The key is striking the right balance. Tailor the level of rigor in your analysis to the magnitude of the change and the importance of the systems/data involved. A little planning goes a long way.

How to make it happen?

Implementing this control in a AWS environment might look something like this:

  1. Define the change: Document exactly what cryptography, encryption or key management component is being changed. Be specific (e.g. "Rotating the DEK securing mysensitivedata S3 bucket").
  2. Determine scope: Identify all systems and data flows that depend on or interact with the component being changed. For an S3 bucket encryption change, this might include cataloging all applications that read/write data to that bucket.
  3. Assess technical impact: For each in-scope system, determine what updates will be required to accommodate the change. Will application code need to be modified? Are there compatibility issues to resolve? Don't forget to consider performance implications.
  4. Assess risk impact: Analyze how the proposed change could affect your risk posture, both positively and negatively. Will it close gaps or introduce new ones? How will it impact your compliance posture?
  5. Develop cost estimates: Based on the technical assessment, estimate the engineering effort required to implement the change across all impacted systems. Factor in planning, code changes, testing, and change management. Don't lowball it.
  6. Quantify benefits: Articulate the security benefits of the change in concrete terms. Will it reduce the likelihood of a breach? Shrink the blast radius if one occurs? How much? Engage experts to develop credible impact estimates to inform your ROI calculation.
  7. Calculate ROI: Compute the return on investment by comparing costs to benefits. Include security, compliance, productivity, and any other relevant factors. Use sensitivity analysis to model best, worst, and likely case scenarios.
  8. Make a go/no-go decision: Based on the analysis, determine whether the change is justified. If the benefits outweigh the costs, proceed. If not, table it and move on. Be objective and err on the side of caution.
  9. Implement the change: Follow best practices for change management, including rigorous testing and staged rollouts. Have a rollback plan ready. Murphy's law applies.
  10. Measure results: Six months post-change, circle back and compare actual to projected costs and benefits. If there are significant deltas, dig in to understand why. Feed lessons learned into future analyses.

What are some gotchas?

  • Ensure you have permissions to access all relevant cost data to inform your analysis. For AWS, this might require access to Cost Explorer (ce:*), CloudTrail logging config (cloudtrail:GetTrailStatus) or Cost and Usage Reports (cur:*).
  • Beware of hidden costs like indirect productivity losses. If the change degrades performance, factor the business impact into your analysis. See the AWS whitepaper on Measuring the Business Value of Amazon S3.
  • Don't shortcut the analysis for "minor" changes. Even a seemingly small tweak can have far-reaching impacts in complex environments. See the CloudTrail event reference docs for ideas on automating change detection.
  • Engage compliance early, especially for changes involving regulated data. The compliance implications (both positive and negative) need to be well understood and documented.

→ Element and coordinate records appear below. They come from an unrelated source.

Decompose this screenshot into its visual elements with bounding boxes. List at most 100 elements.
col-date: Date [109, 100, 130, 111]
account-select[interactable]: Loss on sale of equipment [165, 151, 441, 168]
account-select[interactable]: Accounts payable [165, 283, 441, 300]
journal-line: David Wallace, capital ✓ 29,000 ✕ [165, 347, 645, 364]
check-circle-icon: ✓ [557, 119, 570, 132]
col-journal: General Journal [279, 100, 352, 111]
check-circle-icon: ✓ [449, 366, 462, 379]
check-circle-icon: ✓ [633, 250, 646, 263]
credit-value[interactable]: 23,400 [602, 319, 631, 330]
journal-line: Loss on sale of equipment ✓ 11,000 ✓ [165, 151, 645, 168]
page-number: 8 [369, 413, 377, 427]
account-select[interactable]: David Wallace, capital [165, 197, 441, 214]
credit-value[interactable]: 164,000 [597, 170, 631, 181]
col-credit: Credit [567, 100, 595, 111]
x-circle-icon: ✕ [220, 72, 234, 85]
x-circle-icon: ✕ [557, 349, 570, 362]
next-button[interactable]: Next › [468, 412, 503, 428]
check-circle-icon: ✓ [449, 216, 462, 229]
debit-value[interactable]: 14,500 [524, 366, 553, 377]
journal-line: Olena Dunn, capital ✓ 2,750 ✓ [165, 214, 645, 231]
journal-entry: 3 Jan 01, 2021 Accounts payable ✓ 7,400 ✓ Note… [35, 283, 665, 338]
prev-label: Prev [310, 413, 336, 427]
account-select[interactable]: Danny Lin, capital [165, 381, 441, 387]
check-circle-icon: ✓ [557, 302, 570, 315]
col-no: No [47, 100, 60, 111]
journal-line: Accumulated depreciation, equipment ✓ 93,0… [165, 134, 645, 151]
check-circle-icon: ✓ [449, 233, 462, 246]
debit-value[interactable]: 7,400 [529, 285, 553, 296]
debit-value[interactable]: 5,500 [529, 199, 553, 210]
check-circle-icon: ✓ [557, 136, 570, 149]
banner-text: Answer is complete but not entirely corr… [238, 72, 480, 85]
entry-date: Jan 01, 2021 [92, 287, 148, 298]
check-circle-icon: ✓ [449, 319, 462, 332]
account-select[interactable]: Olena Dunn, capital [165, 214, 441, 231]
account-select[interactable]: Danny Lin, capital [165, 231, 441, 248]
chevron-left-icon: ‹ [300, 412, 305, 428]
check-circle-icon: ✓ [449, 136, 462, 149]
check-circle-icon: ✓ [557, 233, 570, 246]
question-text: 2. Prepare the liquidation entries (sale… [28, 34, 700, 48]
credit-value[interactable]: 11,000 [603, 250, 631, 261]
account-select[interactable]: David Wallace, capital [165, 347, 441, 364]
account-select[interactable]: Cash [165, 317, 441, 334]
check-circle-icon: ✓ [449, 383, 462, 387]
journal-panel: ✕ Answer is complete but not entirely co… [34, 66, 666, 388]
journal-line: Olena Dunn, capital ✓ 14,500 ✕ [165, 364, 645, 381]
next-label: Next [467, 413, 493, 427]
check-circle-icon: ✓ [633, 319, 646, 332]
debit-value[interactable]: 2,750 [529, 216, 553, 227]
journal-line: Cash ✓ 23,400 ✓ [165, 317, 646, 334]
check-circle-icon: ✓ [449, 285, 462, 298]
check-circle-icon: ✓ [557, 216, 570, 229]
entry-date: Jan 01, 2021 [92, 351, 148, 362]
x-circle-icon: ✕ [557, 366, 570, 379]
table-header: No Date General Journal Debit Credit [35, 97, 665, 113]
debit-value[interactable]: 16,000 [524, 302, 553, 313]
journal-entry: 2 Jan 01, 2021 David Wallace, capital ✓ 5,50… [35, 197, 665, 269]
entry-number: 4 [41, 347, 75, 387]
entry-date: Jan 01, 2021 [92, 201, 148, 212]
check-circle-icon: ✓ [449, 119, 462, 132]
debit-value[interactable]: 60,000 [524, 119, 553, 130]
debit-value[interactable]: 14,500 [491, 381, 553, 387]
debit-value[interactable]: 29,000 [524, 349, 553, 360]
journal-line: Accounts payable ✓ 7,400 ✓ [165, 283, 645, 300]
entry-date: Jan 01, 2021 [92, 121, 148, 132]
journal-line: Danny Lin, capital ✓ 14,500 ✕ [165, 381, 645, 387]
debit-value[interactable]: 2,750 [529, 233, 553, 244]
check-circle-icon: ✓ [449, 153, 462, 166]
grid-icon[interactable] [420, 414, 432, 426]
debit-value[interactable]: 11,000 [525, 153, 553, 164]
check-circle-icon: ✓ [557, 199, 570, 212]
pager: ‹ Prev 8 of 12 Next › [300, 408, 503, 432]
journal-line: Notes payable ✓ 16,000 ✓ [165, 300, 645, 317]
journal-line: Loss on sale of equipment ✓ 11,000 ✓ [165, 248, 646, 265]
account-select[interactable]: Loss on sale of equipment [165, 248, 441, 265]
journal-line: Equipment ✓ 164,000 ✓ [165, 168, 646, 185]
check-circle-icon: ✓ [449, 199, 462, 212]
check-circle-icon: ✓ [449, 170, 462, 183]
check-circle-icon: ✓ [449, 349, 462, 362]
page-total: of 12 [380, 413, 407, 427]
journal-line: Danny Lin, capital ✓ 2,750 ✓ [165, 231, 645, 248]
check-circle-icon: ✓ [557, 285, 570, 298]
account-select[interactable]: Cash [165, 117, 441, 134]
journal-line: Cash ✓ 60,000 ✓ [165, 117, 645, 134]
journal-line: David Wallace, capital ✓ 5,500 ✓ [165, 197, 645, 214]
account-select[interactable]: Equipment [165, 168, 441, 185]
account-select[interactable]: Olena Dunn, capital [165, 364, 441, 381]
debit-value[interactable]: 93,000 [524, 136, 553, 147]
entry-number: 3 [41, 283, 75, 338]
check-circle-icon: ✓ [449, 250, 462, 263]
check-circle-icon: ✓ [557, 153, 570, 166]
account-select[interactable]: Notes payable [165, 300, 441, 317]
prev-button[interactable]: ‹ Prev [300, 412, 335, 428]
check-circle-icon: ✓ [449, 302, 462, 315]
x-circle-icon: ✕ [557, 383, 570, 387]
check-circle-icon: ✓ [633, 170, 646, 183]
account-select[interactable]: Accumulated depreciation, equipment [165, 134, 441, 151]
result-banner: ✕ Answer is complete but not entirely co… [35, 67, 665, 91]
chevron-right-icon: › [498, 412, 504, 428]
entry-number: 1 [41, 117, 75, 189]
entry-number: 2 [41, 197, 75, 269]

What are the alternatives?

In some cases, encryption changes can be avoided altogether through compensating controls such as:

  • Implementing strong access control and monitoring for sensitive data stores, reducing the need for encryption changes. See the AWS S3 security best practices.
  • Isolating sensitive workloads, minimizing the blast radius of encryption issues. Consider using AWS Nitro Enclaves.
  • Improving detection capabilities to reduce time-to-remediation if an incident does occur. See the AWS Security Hub best practices.

However, these are complements to, not substitutes for, a robust encryption change management program. Don't skimp on this control - the downside is just too high.